Florida Gov. Rick Scott was elected in 2010 almost entirely thanks to his activism opposing the Affordable Care Act, better known as Obamacare. Scott spent $20 million of his own considerable fortune attacking the law, and the Republican backed the state’s lawsuit challenging its constitutionality all the way to the Supreme Court. Scott had declared last summer that Florida would implement the law basically over his dead body, including the optional part that would provide federal funding to expand Medicaid to people making up to 138 percent of the poverty line.
So it was a bit of a surprise Wednesday when he announced suddenly that he had changed his mind: Florida should embrace the Medicaid expansion. We’d like to think that this article might have had something to do with his decision; Scott himself claims that mother’s death inspired his change of heart. But it’s more likely that the decision was a direct result of the US Department of Health and Human Services agreeing to grant Florida a waiver that would allow it to move more Medicaid recipients into private managed-care plans—many of which are part of huge corporate insurance companies waiting to cash in on the latest installment of Obamacare. (The Medicaid expansion is expected to send $66 billion in federal funds to Florida in the next decade.)
Scott has been saying for months that if HHS approved Florida’s waiver request, he might be more willing to take the Medicaid expansion. He was in DC in January meeting with HHS Secretary Kathleen Sebelius over the issue. But HHS’s decision to grant the waiver was somewhat surprising, given that the state was asking to expand a very troubled pilot project going back to the Bush era. The pilot project, which also required a waiver from HHS, allowed the state to put Medicaid recipients in five counties into private, HMO-type health plans rather than the traditional government health plan for the poor and disabled. Scott has championed the pilot as an innovative way of keeping government spending in check. Health care advocates, though, saw the program as a major disaster.
A study by the Georgetown University Health Policy Institute backed up their claims, finding that the biggest problem with the “reform” was that insurance companies got into the program thinking they’d make a lot of money, only to discover that they actually had to care for people who were expensively sick. Nine plans dropped out of the pilot project in a year, leaving many patients without access to any primary health care. There were horror stories, too: the woman denied a kidney transplant, the man with a lifelong seizure disorder who suddenly found he couldn’t get the Botox injections that calmed his seizures. If the patients weren’t getting dropped by the managed-care plans, they were fleeing them for whatever other options they could find. There’s no evidence that the private plans saved the state any money.
“We’ve been raising hell for a couple of years saying this is a problem,” says Laura Goodhue, executive director of Florida CHAIN, a consumer advocacy group that works for the uninsured in Florida. “When you’re caring for an expensive population with multiple conditions, lots of mental-health issues, the only way to make a profit is to delay and deny services, and that’s what we saw in Florida.”

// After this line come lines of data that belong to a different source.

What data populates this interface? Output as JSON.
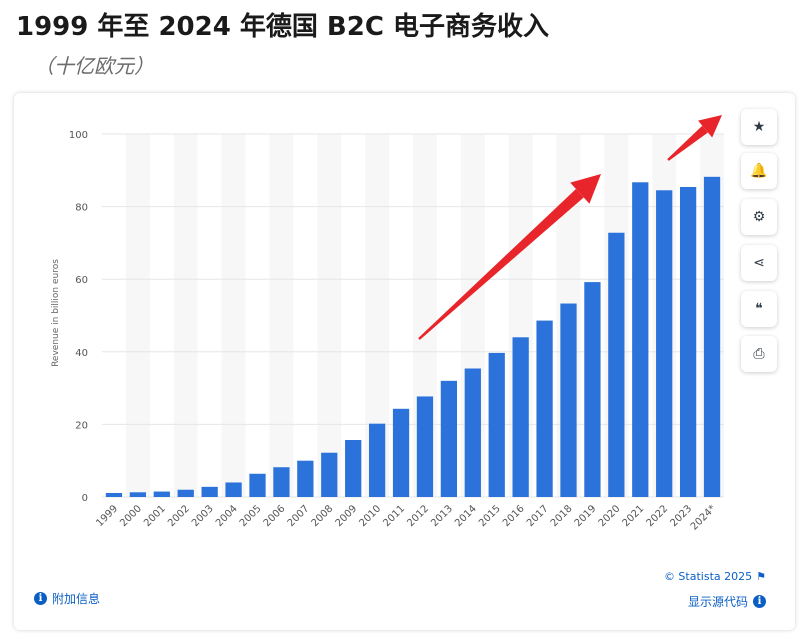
{
  "header": {
    "title": "1999 年至 2024 年德国 B2C 电子商务收入",
    "subtitle": "（十亿欧元）"
  },
  "toolbar": {
    "buttons": [
      {
        "name": "favorite-button",
        "icon": "star-icon",
        "glyph": "★"
      },
      {
        "name": "notification-button",
        "icon": "bell-icon",
        "glyph": "🔔"
      },
      {
        "name": "settings-button",
        "icon": "gear-icon",
        "glyph": "⚙"
      },
      {
        "name": "share-button",
        "icon": "share-icon",
        "glyph": "⋖"
      },
      {
        "name": "cite-button",
        "icon": "quote-icon",
        "glyph": "❝"
      },
      {
        "name": "print-button",
        "icon": "printer-icon",
        "glyph": "⎙"
      }
    ]
  },
  "footer": {
    "info_label": "附加信息",
    "copyright": "© Statista 2025",
    "source_label": "显示源代码",
    "info_glyph": "i",
    "flag_glyph": "⚑"
  },
  "colors": {
    "bar": "#2b73db",
    "arrow": "#e8252a",
    "grid": "#e6e6e6",
    "band": "#f7f7f7"
  },
  "chart_data": {
    "type": "bar",
    "categories": [
      "1999",
      "2000",
      "2001",
      "2002",
      "2003",
      "2004",
      "2005",
      "2006",
      "2007",
      "2008",
      "2009",
      "2010",
      "2011",
      "2012",
      "2013",
      "2014",
      "2015",
      "2016",
      "2017",
      "2018",
      "2019",
      "2020",
      "2021",
      "2022",
      "2023",
      "2024*"
    ],
    "values": [
      1.1,
      1.3,
      1.5,
      2.0,
      2.8,
      4.0,
      6.4,
      8.2,
      10.0,
      12.2,
      15.7,
      20.2,
      24.3,
      27.7,
      32.0,
      35.4,
      39.7,
      44.0,
      48.6,
      53.3,
      59.2,
      72.8,
      86.7,
      84.5,
      85.4,
      88.2
    ],
    "ylabel": "Revenue in billion euros",
    "ylim": [
      0,
      100
    ],
    "yticks": [
      0,
      20,
      40,
      60,
      80,
      100
    ],
    "grid": true,
    "legend": "none",
    "annotations": [
      "red-arrow",
      "red-arrow"
    ]
  }
}
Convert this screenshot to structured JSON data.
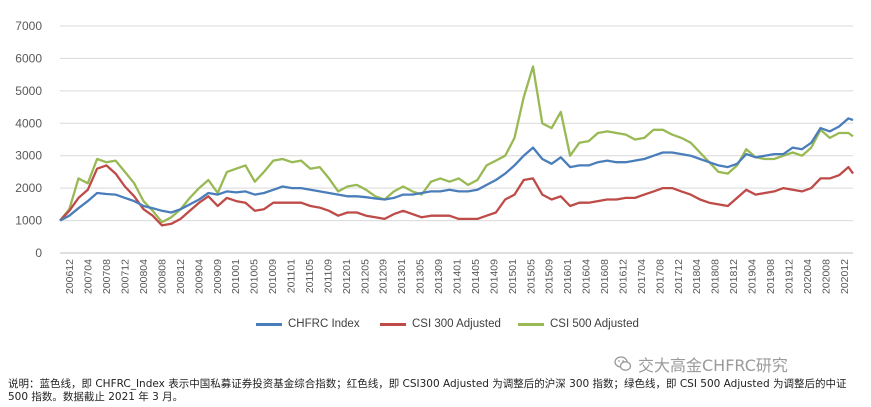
{
  "chart_data": {
    "type": "line",
    "title": "",
    "xlabel": "",
    "ylabel": "",
    "ylim": [
      0,
      7000
    ],
    "yticks": [
      0,
      1000,
      2000,
      3000,
      4000,
      5000,
      6000,
      7000
    ],
    "grid": "horizontal",
    "legend_position": "bottom",
    "xtick_labels": [
      "200612",
      "200704",
      "200708",
      "200712",
      "200804",
      "200808",
      "200812",
      "200904",
      "200909",
      "201001",
      "201005",
      "201009",
      "201101",
      "201105",
      "201109",
      "201201",
      "201205",
      "201209",
      "201301",
      "201305",
      "201309",
      "201401",
      "201405",
      "201409",
      "201501",
      "201505",
      "201509",
      "201601",
      "201604",
      "201608",
      "201612",
      "201704",
      "201708",
      "201712",
      "201804",
      "201808",
      "201812",
      "201904",
      "201908",
      "201912",
      "202004",
      "202008",
      "202012"
    ],
    "x_start": "2006-12",
    "x_end": "2021-03",
    "series": [
      {
        "name": "CHFRC Index",
        "color": "#4a7ebb",
        "points": [
          [
            "2006-12",
            1000
          ],
          [
            "2007-02",
            1150
          ],
          [
            "2007-04",
            1380
          ],
          [
            "2007-06",
            1600
          ],
          [
            "2007-08",
            1850
          ],
          [
            "2007-10",
            1820
          ],
          [
            "2007-12",
            1800
          ],
          [
            "2008-02",
            1700
          ],
          [
            "2008-04",
            1600
          ],
          [
            "2008-06",
            1450
          ],
          [
            "2008-08",
            1380
          ],
          [
            "2008-10",
            1300
          ],
          [
            "2008-12",
            1250
          ],
          [
            "2009-02",
            1350
          ],
          [
            "2009-04",
            1500
          ],
          [
            "2009-06",
            1650
          ],
          [
            "2009-08",
            1850
          ],
          [
            "2009-10",
            1800
          ],
          [
            "2009-12",
            1900
          ],
          [
            "2010-02",
            1870
          ],
          [
            "2010-04",
            1900
          ],
          [
            "2010-06",
            1800
          ],
          [
            "2010-08",
            1850
          ],
          [
            "2010-10",
            1950
          ],
          [
            "2010-12",
            2050
          ],
          [
            "2011-02",
            2000
          ],
          [
            "2011-04",
            2000
          ],
          [
            "2011-06",
            1950
          ],
          [
            "2011-08",
            1900
          ],
          [
            "2011-10",
            1850
          ],
          [
            "2011-12",
            1800
          ],
          [
            "2012-02",
            1750
          ],
          [
            "2012-04",
            1750
          ],
          [
            "2012-06",
            1720
          ],
          [
            "2012-08",
            1680
          ],
          [
            "2012-10",
            1650
          ],
          [
            "2012-12",
            1700
          ],
          [
            "2013-02",
            1800
          ],
          [
            "2013-04",
            1800
          ],
          [
            "2013-06",
            1850
          ],
          [
            "2013-08",
            1900
          ],
          [
            "2013-10",
            1900
          ],
          [
            "2013-12",
            1950
          ],
          [
            "2014-02",
            1900
          ],
          [
            "2014-04",
            1900
          ],
          [
            "2014-06",
            1950
          ],
          [
            "2014-08",
            2100
          ],
          [
            "2014-10",
            2250
          ],
          [
            "2014-12",
            2450
          ],
          [
            "2015-02",
            2700
          ],
          [
            "2015-04",
            3000
          ],
          [
            "2015-06",
            3250
          ],
          [
            "2015-08",
            2900
          ],
          [
            "2015-10",
            2750
          ],
          [
            "2015-12",
            2950
          ],
          [
            "2016-02",
            2650
          ],
          [
            "2016-04",
            2700
          ],
          [
            "2016-06",
            2700
          ],
          [
            "2016-08",
            2800
          ],
          [
            "2016-10",
            2850
          ],
          [
            "2016-12",
            2800
          ],
          [
            "2017-02",
            2800
          ],
          [
            "2017-04",
            2850
          ],
          [
            "2017-06",
            2900
          ],
          [
            "2017-08",
            3000
          ],
          [
            "2017-10",
            3100
          ],
          [
            "2017-12",
            3100
          ],
          [
            "2018-02",
            3050
          ],
          [
            "2018-04",
            3000
          ],
          [
            "2018-06",
            2900
          ],
          [
            "2018-08",
            2800
          ],
          [
            "2018-10",
            2700
          ],
          [
            "2018-12",
            2650
          ],
          [
            "2019-02",
            2750
          ],
          [
            "2019-04",
            3050
          ],
          [
            "2019-06",
            2950
          ],
          [
            "2019-08",
            3000
          ],
          [
            "2019-10",
            3050
          ],
          [
            "2019-12",
            3050
          ],
          [
            "2020-02",
            3250
          ],
          [
            "2020-04",
            3200
          ],
          [
            "2020-06",
            3400
          ],
          [
            "2020-08",
            3850
          ],
          [
            "2020-10",
            3750
          ],
          [
            "2020-12",
            3900
          ],
          [
            "2021-02",
            4150
          ],
          [
            "2021-03",
            4100
          ]
        ]
      },
      {
        "name": "CSI 300 Adjusted",
        "color": "#be4b48",
        "points": [
          [
            "2006-12",
            1000
          ],
          [
            "2007-02",
            1300
          ],
          [
            "2007-04",
            1700
          ],
          [
            "2007-06",
            1950
          ],
          [
            "2007-08",
            2600
          ],
          [
            "2007-10",
            2700
          ],
          [
            "2007-12",
            2450
          ],
          [
            "2008-02",
            2050
          ],
          [
            "2008-04",
            1750
          ],
          [
            "2008-06",
            1350
          ],
          [
            "2008-08",
            1150
          ],
          [
            "2008-10",
            850
          ],
          [
            "2008-12",
            900
          ],
          [
            "2009-02",
            1050
          ],
          [
            "2009-04",
            1300
          ],
          [
            "2009-06",
            1550
          ],
          [
            "2009-08",
            1750
          ],
          [
            "2009-10",
            1450
          ],
          [
            "2009-12",
            1700
          ],
          [
            "2010-02",
            1600
          ],
          [
            "2010-04",
            1550
          ],
          [
            "2010-06",
            1300
          ],
          [
            "2010-08",
            1350
          ],
          [
            "2010-10",
            1550
          ],
          [
            "2010-12",
            1550
          ],
          [
            "2011-02",
            1550
          ],
          [
            "2011-04",
            1550
          ],
          [
            "2011-06",
            1450
          ],
          [
            "2011-08",
            1400
          ],
          [
            "2011-10",
            1300
          ],
          [
            "2011-12",
            1150
          ],
          [
            "2012-02",
            1250
          ],
          [
            "2012-04",
            1250
          ],
          [
            "2012-06",
            1150
          ],
          [
            "2012-08",
            1100
          ],
          [
            "2012-10",
            1050
          ],
          [
            "2012-12",
            1200
          ],
          [
            "2013-02",
            1300
          ],
          [
            "2013-04",
            1200
          ],
          [
            "2013-06",
            1100
          ],
          [
            "2013-08",
            1150
          ],
          [
            "2013-10",
            1150
          ],
          [
            "2013-12",
            1150
          ],
          [
            "2014-02",
            1050
          ],
          [
            "2014-04",
            1050
          ],
          [
            "2014-06",
            1050
          ],
          [
            "2014-08",
            1150
          ],
          [
            "2014-10",
            1250
          ],
          [
            "2014-12",
            1650
          ],
          [
            "2015-02",
            1800
          ],
          [
            "2015-04",
            2250
          ],
          [
            "2015-06",
            2300
          ],
          [
            "2015-08",
            1800
          ],
          [
            "2015-10",
            1650
          ],
          [
            "2015-12",
            1750
          ],
          [
            "2016-02",
            1450
          ],
          [
            "2016-04",
            1550
          ],
          [
            "2016-06",
            1550
          ],
          [
            "2016-08",
            1600
          ],
          [
            "2016-10",
            1650
          ],
          [
            "2016-12",
            1650
          ],
          [
            "2017-02",
            1700
          ],
          [
            "2017-04",
            1700
          ],
          [
            "2017-06",
            1800
          ],
          [
            "2017-08",
            1900
          ],
          [
            "2017-10",
            2000
          ],
          [
            "2017-12",
            2000
          ],
          [
            "2018-02",
            1900
          ],
          [
            "2018-04",
            1800
          ],
          [
            "2018-06",
            1650
          ],
          [
            "2018-08",
            1550
          ],
          [
            "2018-10",
            1500
          ],
          [
            "2018-12",
            1450
          ],
          [
            "2019-02",
            1700
          ],
          [
            "2019-04",
            1950
          ],
          [
            "2019-06",
            1800
          ],
          [
            "2019-08",
            1850
          ],
          [
            "2019-10",
            1900
          ],
          [
            "2019-12",
            2000
          ],
          [
            "2020-02",
            1950
          ],
          [
            "2020-04",
            1900
          ],
          [
            "2020-06",
            2000
          ],
          [
            "2020-08",
            2300
          ],
          [
            "2020-10",
            2300
          ],
          [
            "2020-12",
            2400
          ],
          [
            "2021-02",
            2650
          ],
          [
            "2021-03",
            2450
          ]
        ]
      },
      {
        "name": "CSI 500 Adjusted",
        "color": "#98b954",
        "points": [
          [
            "2006-12",
            1000
          ],
          [
            "2007-02",
            1350
          ],
          [
            "2007-04",
            2300
          ],
          [
            "2007-06",
            2150
          ],
          [
            "2007-08",
            2900
          ],
          [
            "2007-10",
            2800
          ],
          [
            "2007-12",
            2850
          ],
          [
            "2008-02",
            2500
          ],
          [
            "2008-04",
            2150
          ],
          [
            "2008-06",
            1600
          ],
          [
            "2008-08",
            1300
          ],
          [
            "2008-10",
            950
          ],
          [
            "2008-12",
            1100
          ],
          [
            "2009-02",
            1350
          ],
          [
            "2009-04",
            1700
          ],
          [
            "2009-06",
            2000
          ],
          [
            "2009-08",
            2250
          ],
          [
            "2009-10",
            1850
          ],
          [
            "2009-12",
            2500
          ],
          [
            "2010-02",
            2600
          ],
          [
            "2010-04",
            2700
          ],
          [
            "2010-06",
            2200
          ],
          [
            "2010-08",
            2500
          ],
          [
            "2010-10",
            2850
          ],
          [
            "2010-12",
            2900
          ],
          [
            "2011-02",
            2800
          ],
          [
            "2011-04",
            2850
          ],
          [
            "2011-06",
            2600
          ],
          [
            "2011-08",
            2650
          ],
          [
            "2011-10",
            2300
          ],
          [
            "2011-12",
            1900
          ],
          [
            "2012-02",
            2050
          ],
          [
            "2012-04",
            2100
          ],
          [
            "2012-06",
            1950
          ],
          [
            "2012-08",
            1750
          ],
          [
            "2012-10",
            1650
          ],
          [
            "2012-12",
            1900
          ],
          [
            "2013-02",
            2050
          ],
          [
            "2013-04",
            1900
          ],
          [
            "2013-06",
            1800
          ],
          [
            "2013-08",
            2200
          ],
          [
            "2013-10",
            2300
          ],
          [
            "2013-12",
            2200
          ],
          [
            "2014-02",
            2300
          ],
          [
            "2014-04",
            2100
          ],
          [
            "2014-06",
            2250
          ],
          [
            "2014-08",
            2700
          ],
          [
            "2014-10",
            2850
          ],
          [
            "2014-12",
            3000
          ],
          [
            "2015-02",
            3550
          ],
          [
            "2015-04",
            4800
          ],
          [
            "2015-06",
            5750
          ],
          [
            "2015-08",
            4000
          ],
          [
            "2015-10",
            3850
          ],
          [
            "2015-12",
            4350
          ],
          [
            "2016-02",
            3000
          ],
          [
            "2016-04",
            3400
          ],
          [
            "2016-06",
            3450
          ],
          [
            "2016-08",
            3700
          ],
          [
            "2016-10",
            3750
          ],
          [
            "2016-12",
            3700
          ],
          [
            "2017-02",
            3650
          ],
          [
            "2017-04",
            3500
          ],
          [
            "2017-06",
            3550
          ],
          [
            "2017-08",
            3800
          ],
          [
            "2017-10",
            3800
          ],
          [
            "2017-12",
            3650
          ],
          [
            "2018-02",
            3550
          ],
          [
            "2018-04",
            3400
          ],
          [
            "2018-06",
            3100
          ],
          [
            "2018-08",
            2800
          ],
          [
            "2018-10",
            2500
          ],
          [
            "2018-12",
            2450
          ],
          [
            "2019-02",
            2700
          ],
          [
            "2019-04",
            3200
          ],
          [
            "2019-06",
            2950
          ],
          [
            "2019-08",
            2900
          ],
          [
            "2019-10",
            2900
          ],
          [
            "2019-12",
            3000
          ],
          [
            "2020-02",
            3100
          ],
          [
            "2020-04",
            3000
          ],
          [
            "2020-06",
            3250
          ],
          [
            "2020-08",
            3800
          ],
          [
            "2020-10",
            3550
          ],
          [
            "2020-12",
            3700
          ],
          [
            "2021-02",
            3700
          ],
          [
            "2021-03",
            3600
          ]
        ]
      }
    ]
  },
  "caption": "说明：蓝色线，即 CHFRC_Index 表示中国私募证券投资基金综合指数；红色线，即 CSI300 Adjusted 为调整后的沪深 300 指数；绿色线，即 CSI 500 Adjusted 为调整后的中证 500 指数。数据截止 2021 年 3 月。",
  "watermark": {
    "text": "交大高金CHFRC研究",
    "icon": "wechat-icon"
  }
}
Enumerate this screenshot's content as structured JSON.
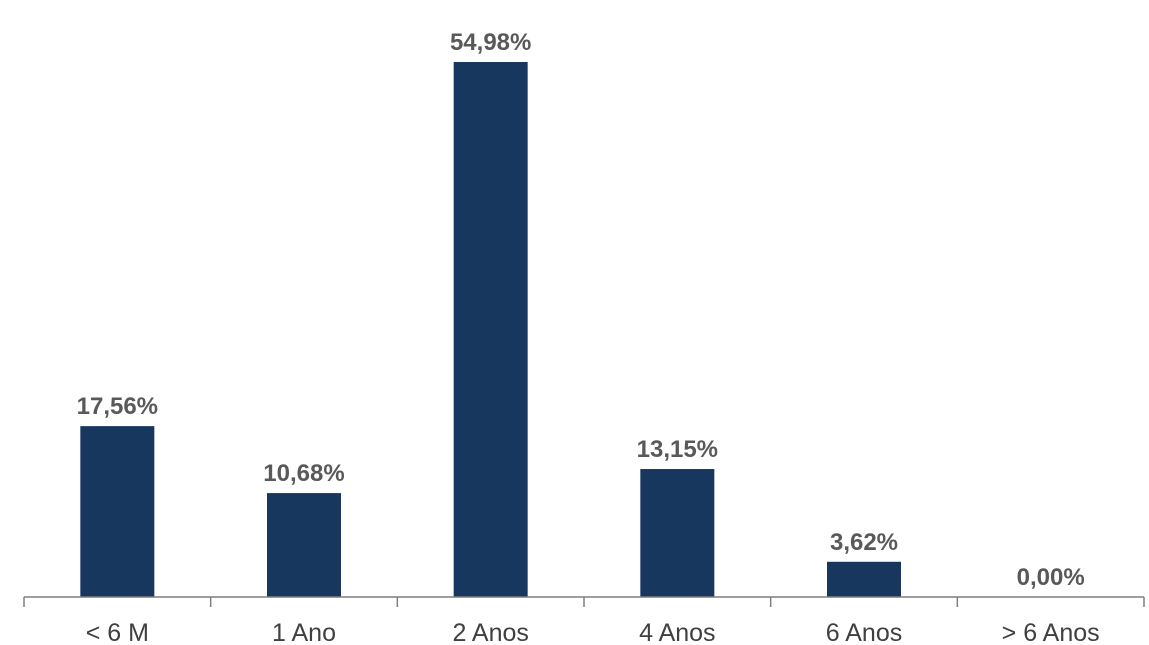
{
  "chart_data": {
    "type": "bar",
    "categories": [
      "< 6 M",
      "1 Ano",
      "2 Anos",
      "4 Anos",
      "6 Anos",
      "> 6 Anos"
    ],
    "values": [
      17.56,
      10.68,
      54.98,
      13.15,
      3.62,
      0.0
    ],
    "data_labels": [
      "17,56%",
      "10,68%",
      "54,98%",
      "13,15%",
      "3,62%",
      "0,00%"
    ],
    "title": "",
    "xlabel": "",
    "ylabel": "",
    "ylim": [
      0,
      54.98
    ],
    "grid": false,
    "legend": "none",
    "bar_color": "#17375e",
    "label_color": "#595959",
    "tick_label_color": "#404040",
    "axis_color": "#7f7f7f"
  }
}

Some of the companies chosen to lead the Medicaid “reform” pilot project weren’t exactly stellar performers before they got there. Wellcare, one of the HMOs in the project (and a major donor to Florida’s GOP), paid out $80 million in 2009 to settle charges federal criminal charges that it had lied about how much it actually spent on health care for poor kids and other vulnerable clients. Last year it paid out another $137.5 million to settle False Claim Act lawsuits alleging schemes to wring extra money out of Medicaid programs, including those in Florida, as well as cherry-picking customers and other abuses.
Despite experiences like these, the Florida Legislature in 2011 voted to expand the pilot project, and big insurers have been jumping to get into this market, (The insurance giant WellPoint, for instance, recently bought Amerigroup, a large Medicaid managed care company, to get in on new business thanks to Obamacare.) But to fully implement its new privatization law, Florida needed the federal government, which pays for about half the program, to waive certain requirements designed to protect patients.
Consumer advocates had fought the law and have been lobbying the Obama administration against granting Florida a waiver. And they had some success. Recently, HHS refused to allow Florida to let HMOs charge Medicaid enrollees $10 co-pays for doctor visits or $100 for emergency room visits for non-emergency care, as the state law allows.
And while Scott has heralded this week’s news about the latest waiver approval as a victory, what HHS actually agreed to is less than the governor and the HMO companies lobbying for the changes were probably hoping for. Among other things, HHS said that the state still has a long way to go to protect consumers enrolled in private plans, and that the approval of the waiver was “conditional,” premised on Florida developing “robust” community input and data-driven goals and strategies.
Goodhue says the new waiver has many more consumer protections built into it than the one granted under the Bush administration, and that hopefully it will prevent some of the problems that occurred under the state’s pilot program. She still doesn’t think that managed care is the way to go to improve Medicaid. But in the end, she’s pleased that it’s not as bad as it could be, and if it means that a million Floridians will get new coverage, that’s something advocates can get behind.